Later, Ricaurte collaborated on an “L-tryptophan challenge” study with scientists at Yale University. The subjects for the study, who were recruited from an earlier study conducted while Ricaurte was at Stanford in the mid-’80s, were flown to Connecticut from the West Coast and given intravenous L-tryptophan — the amino acid present in large amounts in dairy products and turkey, which many people take to help them sleep. He then submitted the jet-lagged and sedated subjects to intelligence and memory tests.

Still, the subjects performed admirably. In a letter to Doblin, Charles A. Opsahl, a psychologist in Connecticut who evaluated the results, wrote that “most subjects evaluated had IQ scores in the above average range or higher.” There were, however, some dips in memory performance tests, which Opsahl suggested may have been “related to travel fatigue, being in a new environment, or being stressed in some way . . .”

But when the researchers, including Ricaurte, reported on the study in 1992, Doblin was stunned: The published results made no mention of those alternative explanations. Also absent was any mention of where the subjects came from: According to Dr. Charles Grob, a psychiatrist at Harbor UCLA Medical Center who secured the first FDA approval to study MDMA in humans and has critiqued Ricaurte’s work extensively in print, the subjects had already been shown in an earlier study to have low levels of the neurotransmitter serotonin, which could contribute to neurological function. “He recruited from the low end of the spectrum,” says Grob, “and never admitted his pre-selection bias.

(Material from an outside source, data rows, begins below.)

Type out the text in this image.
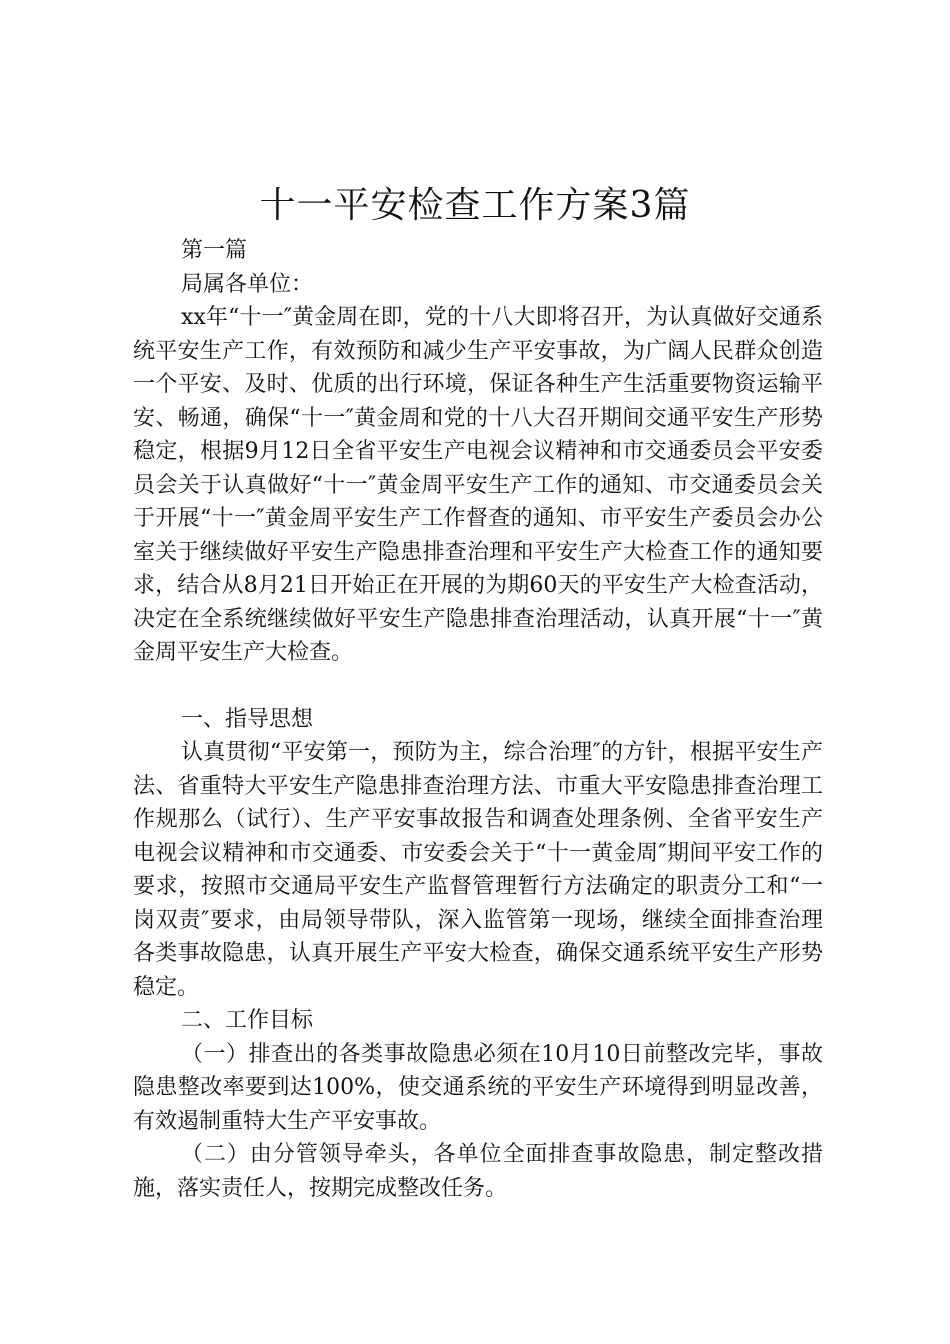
十一平安检查工作方案3篇

第一篇

局属各单位：

xx年“十一″黄金周在即，党的十八大即将召开，为认真做好交通系统平安生产工作，有效预防和减少生产平安事故，为广阔人民群众创造一个平安、及时、优质的出行环境，保证各种生产生活重要物资运输平安、畅通，确保“十一″黄金周和党的十八大召开期间交通平安生产形势稳定，根据9月12日全省平安生产电视会议精神和市交通委员会平安委员会关于认真做好“十一″黄金周平安生产工作的通知、市交通委员会关于开展“十一″黄金周平安生产工作督查的通知、市平安生产委员会办公室关于继续做好平安生产隐患排查治理和平安生产大检查工作的通知要求，结合从8月21日开始正在开展的为期60天的平安生产大检查活动，决定在全系统继续做好平安生产隐患排查治理活动，认真开展“十一″黄金周平安生产大检查。

一、指导思想

认真贯彻“平安第一，预防为主，综合治理″的方针，根据平安生产法、省重特大平安生产隐患排查治理方法、市重大平安隐患排查治理工作规那么（试行）、生产平安事故报告和调查处理条例、全省平安生产电视会议精神和市交通委、市安委会关于“十一黄金周″期间平安工作的要求，按照市交通局平安生产监督管理暂行方法确定的职责分工和“一岗双责″要求，由局领导带队，深入监管第一现场，继续全面排查治理各类事故隐患，认真开展生产平安大检查，确保交通系统平安生产形势稳定。

二、工作目标

（一）排查出的各类事故隐患必须在10月10日前整改完毕，事故隐患整改率要到达100%，使交通系统的平安生产环境得到明显改善，有效遏制重特大生产平安事故。

（二）由分管领导牵头，各单位全面排查事故隐患，制定整改措施，落实责任人，按期完成整改任务。
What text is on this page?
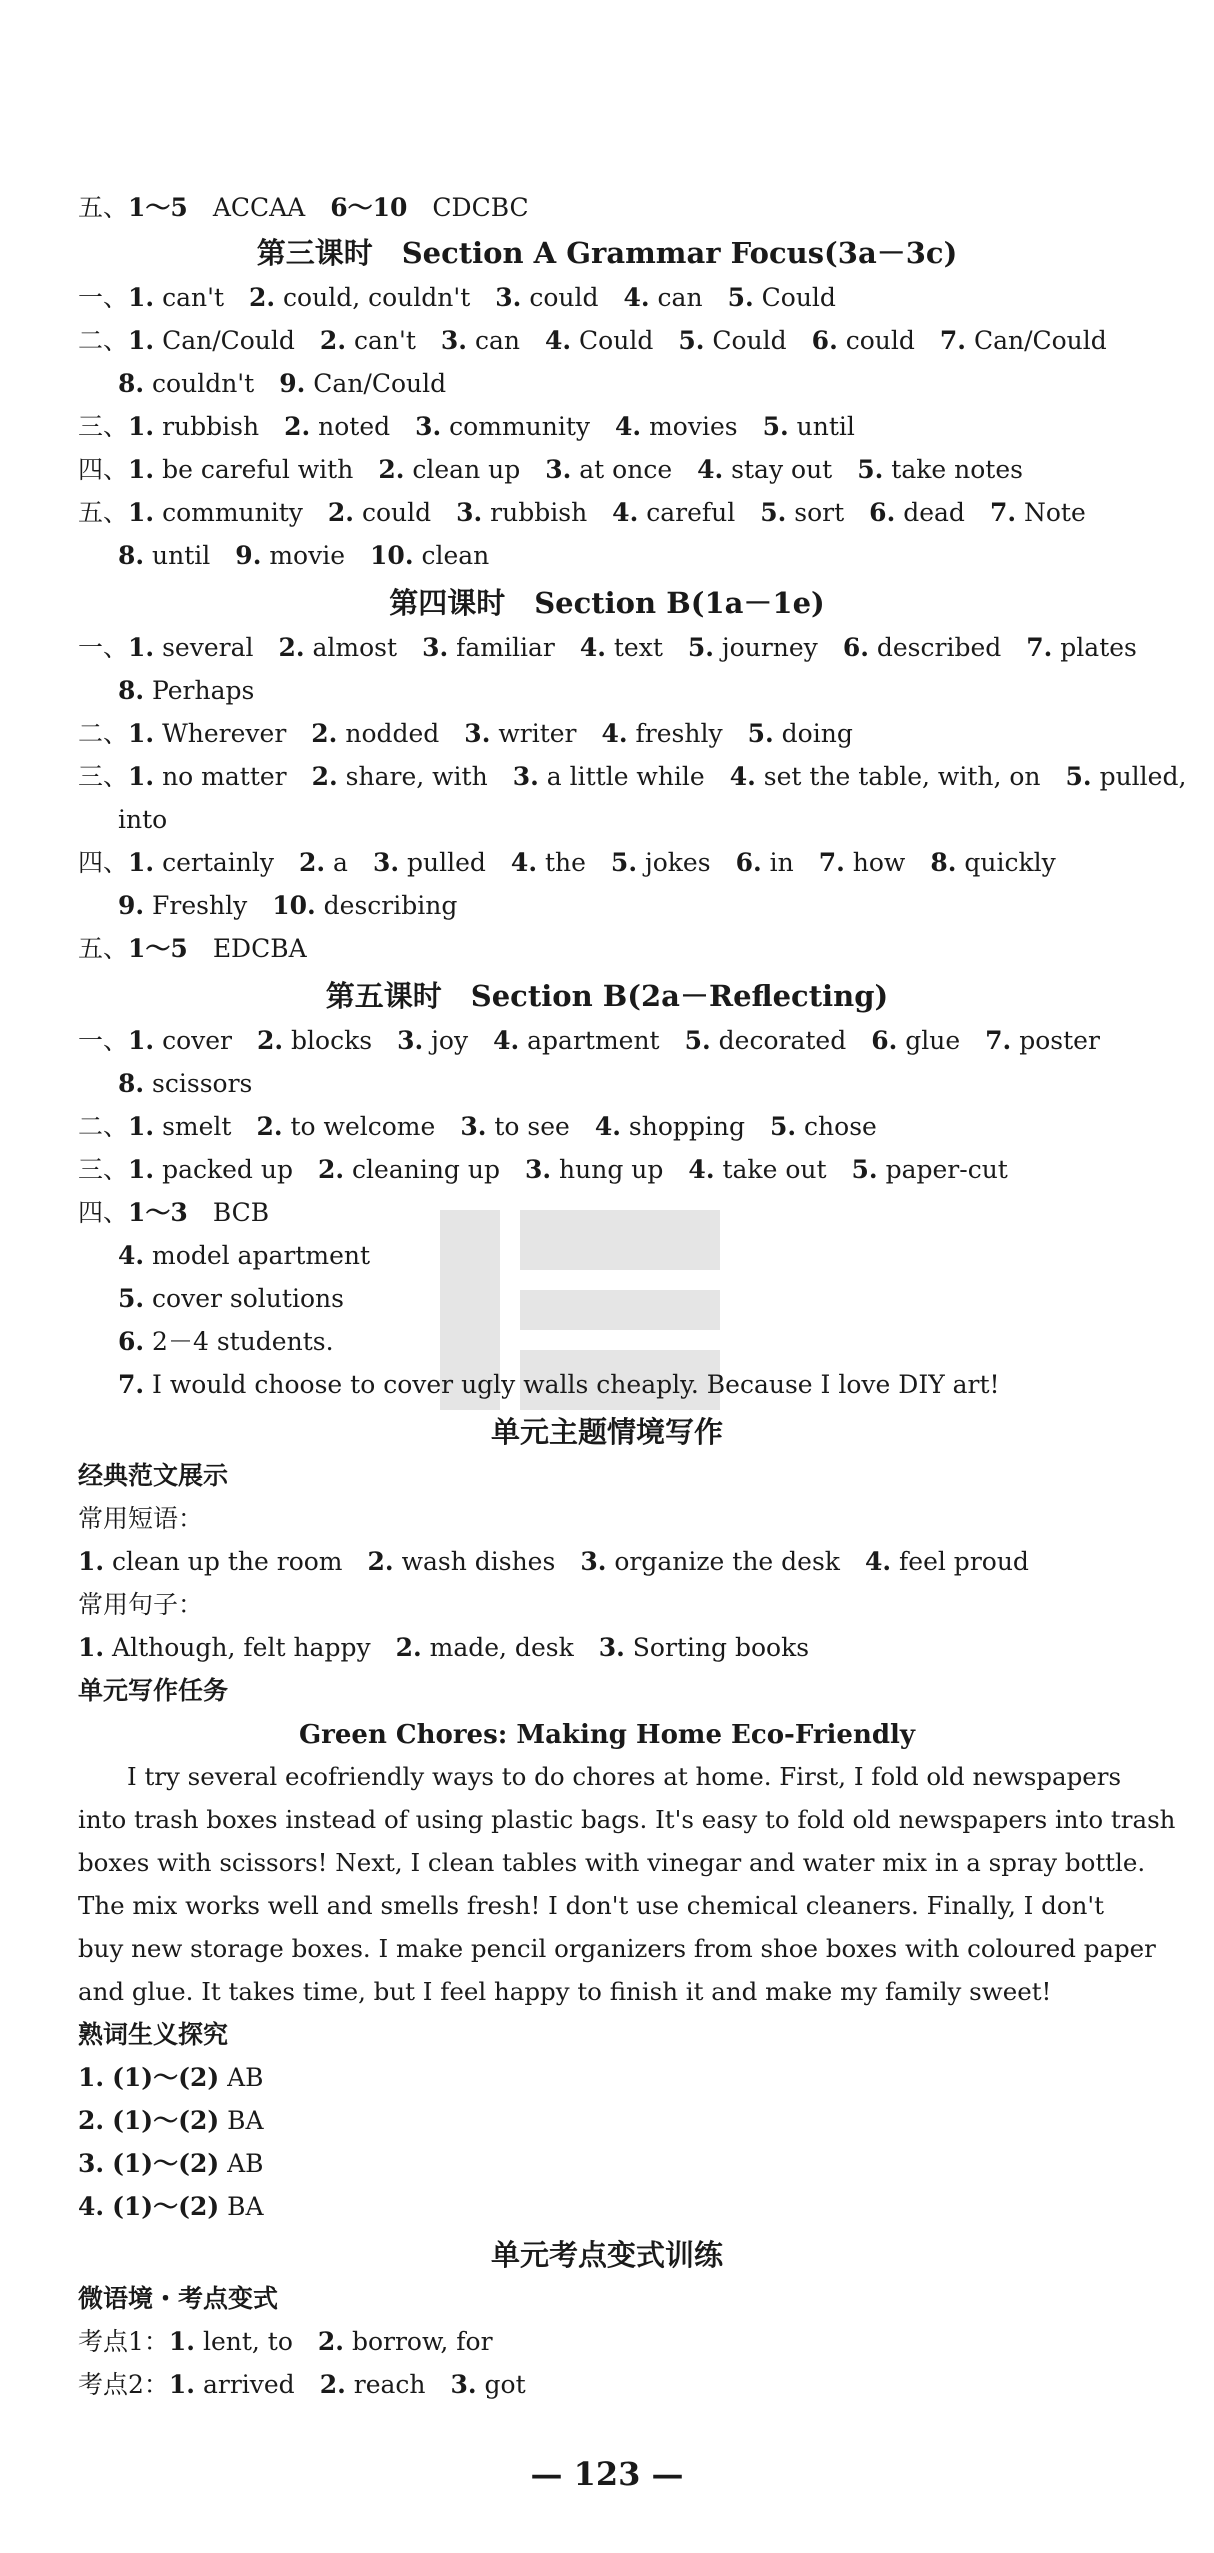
五、1～5　ACCAA　6～10　CDCBC
第三课时　Section A Grammar Focus(3a－3c)
一、1. can't　2. could, couldn't　3. could　4. can　5. Could
二、1. Can/Could　2. can't　3. can　4. Could　5. Could　6. could　7. Can/Could
8. couldn't　9. Can/Could
三、1. rubbish　2. noted　3. community　4. movies　5. until
四、1. be careful with　2. clean up　3. at once　4. stay out　5. take notes
五、1. community　2. could　3. rubbish　4. careful　5. sort　6. dead　7. Note
8. until　9. movie　10. clean
第四课时　Section B(1a－1e)
一、1. several　2. almost　3. familiar　4. text　5. journey　6. described　7. plates
8. Perhaps
二、1. Wherever　2. nodded　3. writer　4. freshly　5. doing
三、1. no matter　2. share, with　3. a little while　4. set the table, with, on　5. pulled,
into
四、1. certainly　2. a　3. pulled　4. the　5. jokes　6. in　7. how　8. quickly
9. Freshly　10. describing
五、1～5　EDCBA
第五课时　Section B(2a－Reflecting)
一、1. cover　2. blocks　3. joy　4. apartment　5. decorated　6. glue　7. poster
8. scissors
二、1. smelt　2. to welcome　3. to see　4. shopping　5. chose
三、1. packed up　2. cleaning up　3. hung up　4. take out　5. paper-cut
四、1～3　BCB
4. model apartment
5. cover solutions
6. 2－4 students.
7. I would choose to cover ugly walls cheaply. Because I love DIY art!
单元主题情境写作
经典范文展示
常用短语：
1. clean up the room　2. wash dishes　3. organize the desk　4. feel proud
常用句子：
1. Although, felt happy　2. made, desk　3. Sorting books
单元写作任务
Green Chores: Making Home Eco-Friendly
　　I try several ecofriendly ways to do chores at home. First, I fold old newspapers
into trash boxes instead of using plastic bags. It's easy to fold old newspapers into trash
boxes with scissors! Next, I clean tables with vinegar and water mix in a spray bottle.
The mix works well and smells fresh! I don't use chemical cleaners. Finally, I don't
buy new storage boxes. I make pencil organizers from shoe boxes with coloured paper
and glue. It takes time, but I feel happy to finish it and make my family sweet!
熟词生义探究
1. (1)～(2) AB
2. (1)～(2) BA
3. (1)～(2) AB
4. (1)～(2) BA
单元考点变式训练
微语境・考点变式
考点1：1. lent, to　2. borrow, for
考点2：1. arrived　2. reach　3. got
— 123 —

“This is typical of Ricaurte’s research,” says Grob. “Methodological flaws, sleight of hand, sensationalizing to the media.” Not only has Ricaurte’s work obstructed serious research into the therapeutic potential of MDMA, “but it’s distracted us from the real risks associated with MDMA — such as hyperthermia and cardiac arrhythmia — that we should be studying.”

Even the infamous NIDA post card featuring positron emission topography (PET) scans Ricaurte performed in 1998, comparing a slice of serotonin-rich brain to a depleted one, was based on distorted evidence, says Doblin. “The way to do [that post card] would have been to pick the person closest to the middle of each group — users and nonusers — and compare the two. Instead, they picked people at the extremes. They did it for dramatic effect.”

Ricaurte was returning from Switzerland and could not be reached for comment, but he has insisted that the retraction of the dopamine study has no bearing on his earlier research. Last year he told the Weekly, “There are not many drugs of abuse that have the potential to actually damage brain cells. MDMA is uniquely dangerous.” Doblin has long insisted just the opposite — that pure MDMA not only is uniquely benign but has enormous potential for therapeutic applications.

Doblin is now hoping Ricaurte’s retraction will help jump-start the MAPS-funded and FDA-approved study of MDMA’s potential in treating post-traumatic stress disorder, which has been stalled by controversy. “What’s happened is that Ricaurte has stopped research into therapeutic effects of MDMA because he’s become a spokesperson for the whole scientific effort. His entire career is now based on the presumption that one dose of MDMA is dangerous.”